Did the Dakka Dakka dance around the first deer I ever killed thanks to Bull of the woods !! the founding member of our fine hunting club, that was so long ago but a fine memory !!
Thanks ol` man get the ol` remington ready !! wish you all could here the story about the big duck basser the cable guy aint got sheet to compare to that story !! Just remember ol` boy love brought you into the woods and love took you out DAKKA DAKKA  thats swahele for kill  matter fact heard it last time I went  to turner field  there were tribes of them down there !!!!!!!!!!!


----------



## Mac (Sep 1, 2006)

Indian Lakes Sportsman's Club

We have nine lakes and find a few artifacts on the place.
Also, an old mound.


----------



## GunRights4US (Sep 1, 2006)

Thrasher Hunting Club - Washington county.


----------



## hwy22 (Sep 1, 2006)

Brockton Bow & Gun Club
1988-present


----------



## parkerman (Sep 1, 2006)

Hancock County
Turkey Ridge Hunting Club  1996-2002

Jasper County
Blue Sky Hunting Club  2003-present


----------



## 01Foreman400 (Sep 1, 2006)

Ruttin Buck Trophy Club Johnson and Laurens County.

Darrell


----------



## Stingray23 (Sep 1, 2006)

The Crazy Mule Hunting Club for years now affectionately known as Flat Creek Hunting Club in Meriwether est. 1996.


----------



## rip18 (Sep 1, 2006)

For the first 13 or 15 years I hunted, it was with the "White-tailed Sportsman's Club" 
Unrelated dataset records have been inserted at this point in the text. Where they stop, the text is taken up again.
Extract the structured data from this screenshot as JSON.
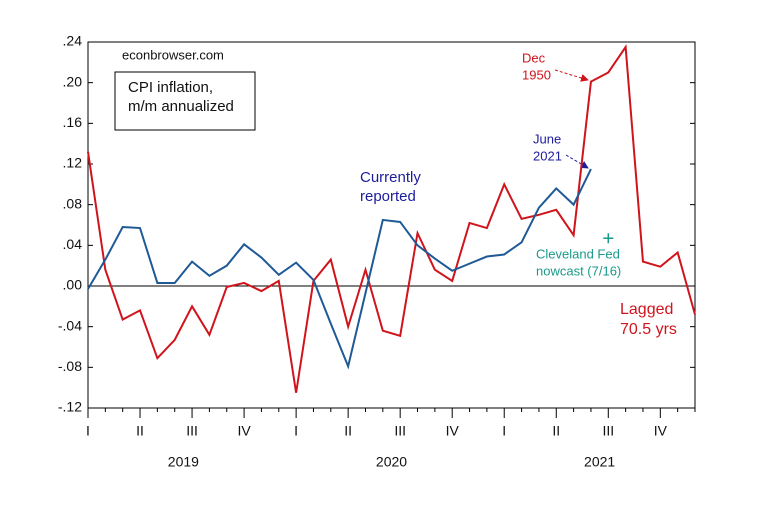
{
  "chart_data": {
    "type": "line",
    "categories": [
      "I",
      null,
      null,
      "II",
      null,
      null,
      "III",
      null,
      null,
      "IV",
      null,
      null,
      "I",
      null,
      null,
      "II",
      null,
      null,
      "III",
      null,
      null,
      "IV",
      null,
      null,
      "I",
      null,
      null,
      "II",
      null,
      null,
      "III",
      null,
      null,
      "IV",
      null,
      null
    ],
    "x_groups": [
      "2019",
      "2020",
      "2021"
    ],
    "series": [
      {
        "color": "#d0141c",
        "values": [
          0.132,
          0.016,
          -0.033,
          -0.024,
          -0.071,
          -0.053,
          -0.02,
          -0.048,
          -0.001,
          0.003,
          -0.005,
          0.005,
          -0.105,
          0.005,
          0.026,
          -0.04,
          0.016,
          -0.044,
          -0.049,
          0.052,
          0.016,
          0.005,
          0.062,
          0.057,
          0.1,
          0.066,
          0.07,
          0.075,
          0.05,
          0.201,
          0.21,
          0.235,
          0.024,
          0.019,
          0.033,
          -0.028
        ]
      },
      {
        "color": "#1f5a96",
        "values": [
          -0.003,
          0.026,
          0.058,
          0.057,
          0.003,
          0.003,
          0.024,
          0.01,
          0.02,
          0.041,
          0.028,
          0.011,
          0.023,
          0.006,
          -0.037,
          -0.079,
          -0.007,
          0.065,
          0.063,
          0.04,
          0.027,
          0.015,
          0.022,
          0.029,
          0.031,
          0.043,
          0.077,
          0.096,
          0.08,
          0.115,
          null,
          null,
          null,
          null,
          null,
          null
        ]
      },
      {
        "color": "#1a9a8a",
        "marker": "plus",
        "values": [
          null,
          null,
          null,
          null,
          null,
          null,
          null,
          null,
          null,
          null,
          null,
          null,
          null,
          null,
          null,
          null,
          null,
          null,
          null,
          null,
          null,
          null,
          null,
          null,
          null,
          null,
          null,
          null,
          null,
          null,
          0.047,
          null,
          null,
          null,
          null,
          null
        ]
      }
    ],
    "ylim": [
      -0.12,
      0.24
    ],
    "yticks": [
      {
        "value": -0.12,
        "label": "-.12"
      },
      {
        "value": -0.08,
        "label": "-.08"
      },
      {
        "value": -0.04,
        "label": "-.04"
      },
      {
        "value": 0,
        "label": ".00"
      },
      {
        "value": 0.04,
        "label": ".04"
      },
      {
        "value": 0.08,
        "label": ".08"
      },
      {
        "value": 0.12,
        "label": ".12"
      },
      {
        "value": 0.16,
        "label": ".16"
      },
      {
        "value": 0.2,
        "label": ".20"
      },
      {
        "value": 0.24,
        "label": ".24"
      }
    ],
    "grid": false,
    "annotations": [
      {
        "lines": [
          "econbrowser.com"
        ],
        "color": "#111"
      },
      {
        "lines": [
          "CPI inflation,",
          "m/m annualized"
        ],
        "color": "#111"
      },
      {
        "lines": [
          "Currently",
          "reported"
        ],
        "color": "#1c1c9c"
      },
      {
        "lines": [
          "June",
          "2021"
        ],
        "color": "#1c1c9c"
      },
      {
        "lines": [
          "Dec",
          "1950"
        ],
        "color": "#d0141c"
      },
      {
        "lines": [
          "Cleveland Fed",
          "nowcast (7/16)"
        ],
        "color": "#1a9a8a"
      },
      {
        "lines": [
          "Lagged",
          "70.5 yrs"
        ],
        "color": "#d0141c"
      }
    ]
  }
}
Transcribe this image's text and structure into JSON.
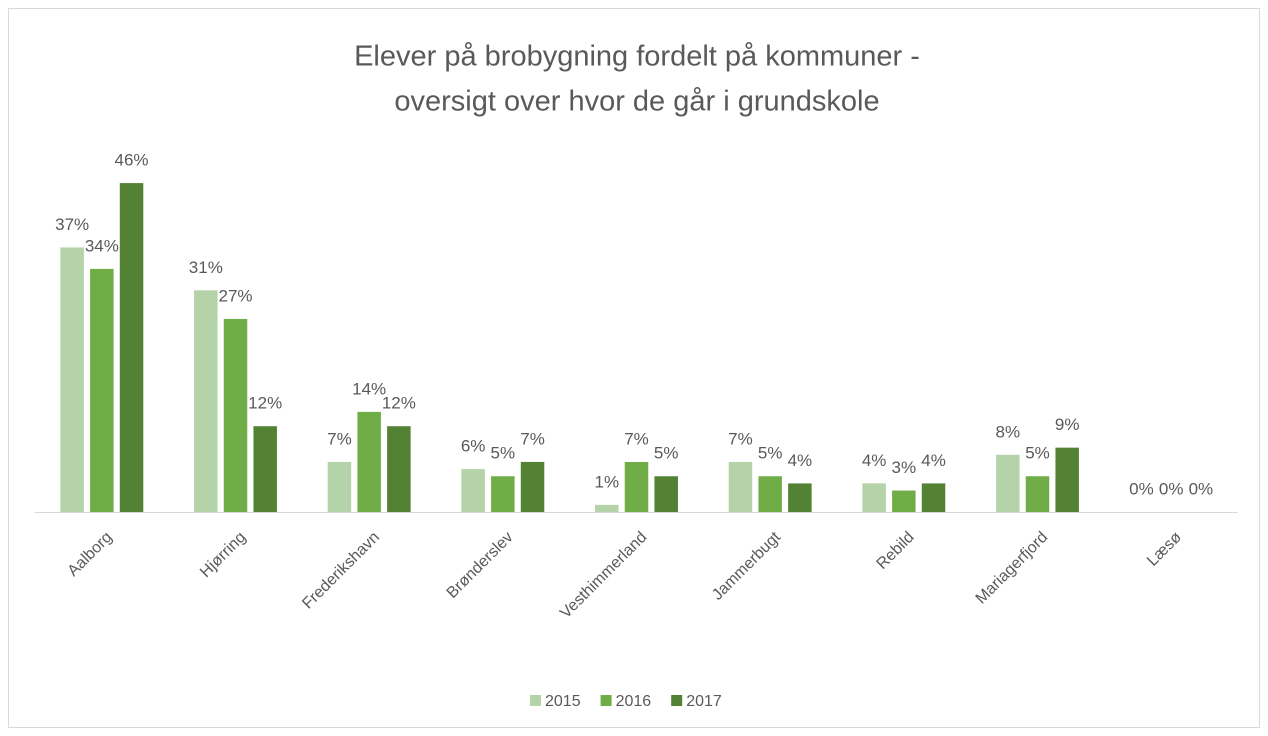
{
  "chart_data": {
    "type": "bar",
    "title": [
      "Elever på brobygning fordelt på kommuner -",
      "oversigt over hvor de går i grundskole"
    ],
    "categories": [
      "Aalborg",
      "Hjørring",
      "Frederikshavn",
      "Brønderslev",
      "Vesthimmerland",
      "Jammerbugt",
      "Rebild",
      "Mariagerfjord",
      "Læsø"
    ],
    "series": [
      {
        "name": "2015",
        "color": "#b5d3a8",
        "values": [
          37,
          31,
          7,
          6,
          1,
          7,
          4,
          8,
          0
        ],
        "value_labels": [
          "37%",
          "31%",
          "7%",
          "6%",
          "1%",
          "7%",
          "4%",
          "8%",
          "0%"
        ]
      },
      {
        "name": "2016",
        "color": "#70ad47",
        "values": [
          34,
          27,
          14,
          5,
          7,
          5,
          3,
          5,
          0
        ],
        "value_labels": [
          "34%",
          "27%",
          "14%",
          "5%",
          "7%",
          "5%",
          "3%",
          "5%",
          "0%"
        ]
      },
      {
        "name": "2017",
        "color": "#548235",
        "values": [
          46,
          12,
          12,
          7,
          5,
          4,
          4,
          9,
          0
        ],
        "value_labels": [
          "46%",
          "12%",
          "12%",
          "7%",
          "5%",
          "4%",
          "4%",
          "9%",
          "0%"
        ]
      }
    ],
    "legend": "bottom"
  }
}
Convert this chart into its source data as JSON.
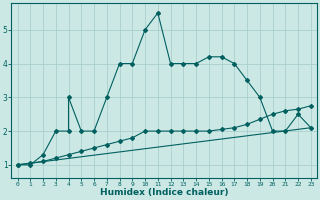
{
  "title": "",
  "xlabel": "Humidex (Indice chaleur)",
  "bg_color": "#cce8e5",
  "line_color": "#006060",
  "grid_color": "#aad0cc",
  "x_ticks": [
    0,
    1,
    2,
    3,
    4,
    5,
    6,
    7,
    8,
    9,
    10,
    11,
    12,
    13,
    14,
    15,
    16,
    17,
    18,
    19,
    20,
    21,
    22,
    23
  ],
  "y_ticks": [
    1,
    2,
    3,
    4,
    5
  ],
  "ylim": [
    0.6,
    5.8
  ],
  "xlim": [
    -0.5,
    23.5
  ],
  "series1_x": [
    0,
    1,
    2,
    3,
    4,
    4,
    5,
    6,
    7,
    8,
    9,
    10,
    11,
    12,
    13,
    14,
    15,
    16,
    17,
    18,
    19,
    20,
    21,
    22,
    23
  ],
  "series1_y": [
    1,
    1,
    1.3,
    2.0,
    2.0,
    3.0,
    2.0,
    2.0,
    3.0,
    4.0,
    4.0,
    5.0,
    5.5,
    4.0,
    4.0,
    4.0,
    4.2,
    4.2,
    4.0,
    3.5,
    3.0,
    2.0,
    2.0,
    2.5,
    2.1
  ],
  "series2_x": [
    0,
    1,
    2,
    3,
    4,
    5,
    6,
    7,
    8,
    9,
    10,
    11,
    12,
    13,
    14,
    15,
    16,
    17,
    18,
    19,
    20,
    21,
    22,
    23
  ],
  "series2_y": [
    1.0,
    1.05,
    1.1,
    1.2,
    1.3,
    1.4,
    1.5,
    1.6,
    1.7,
    1.8,
    2.0,
    2.0,
    2.0,
    2.0,
    2.0,
    2.0,
    2.05,
    2.1,
    2.2,
    2.35,
    2.5,
    2.6,
    2.65,
    2.75
  ],
  "series3_x": [
    0,
    23
  ],
  "series3_y": [
    1.0,
    2.1
  ]
}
I sure miss some of those guys.  They were true sportsmen.  I started going out there when I was either 3 or 5 depending on which parent's version you believe...  I sure learned a lot from those guys.


----------



## HenryHunter (Sep 1, 2006)

Buckrun Hunting Club..... Putnam County.


----------



## Milkman (Jul 21, 2010)

Bump to help with the pre-season jitters


----------



## Redneck Maguiver (Jul 21, 2010)

Not fancy but it worked...

The .44 BUNCH


----------



## ted_BSR (Jul 21, 2010)

The Buck Snort Resort (BSR)


----------



## Luckybuck (Jul 21, 2010)

1.  Lead and Feather  Jones County
2.  Lucky 5  Jasper County
3.  No name Dublin Laurens County
4.  300 Mag Troup County
5.  Lucky buck Heard and Meriwether County


----------



## snookdoctor (Jul 21, 2010)

We all hunt from elevated stands so it makes sense, although you don't want to say it too fast......

Below me hunt club


----------



## RUTTNBUCK (Jul 21, 2010)

Used to be in a hunting club called "Crazy 8 Hunting Club" In Whitesburg Ga..............Yes there was eight of us!!


----------



## gobbleinwoods (Jul 22, 2010)

Hunted in a club outside of Savannah a decade ago where most ran dogs but a few of us used stands the dogs sure did disturb the name:  Tranquility HC


----------



## Joker (Jul 22, 2010)

Murder Creek


----------



## Laman (Jul 22, 2010)

Not mine but saw a decal on a truck for the "What Fence?" hunting club. 

That name could be applied to many of the people who have hunted properties bordering me over the years.


----------



## ALL4HUNTIN (Jul 22, 2010)

Double Lung Hunt Club....... 2 members who love to achery hunt !!! Metter Georgia............


----------



## Bruz (Jul 22, 2010)

Outlaw Hunt Club,Bennett Creek HC and Lewis Lake HC now.


----------



## Hut2 (Jul 22, 2010)

The Buck stops here hunting club !
Devils Den hunt club!


----------



## HBC4570 (Jul 22, 2010)

dixie boys. the pres. is a yankee.


----------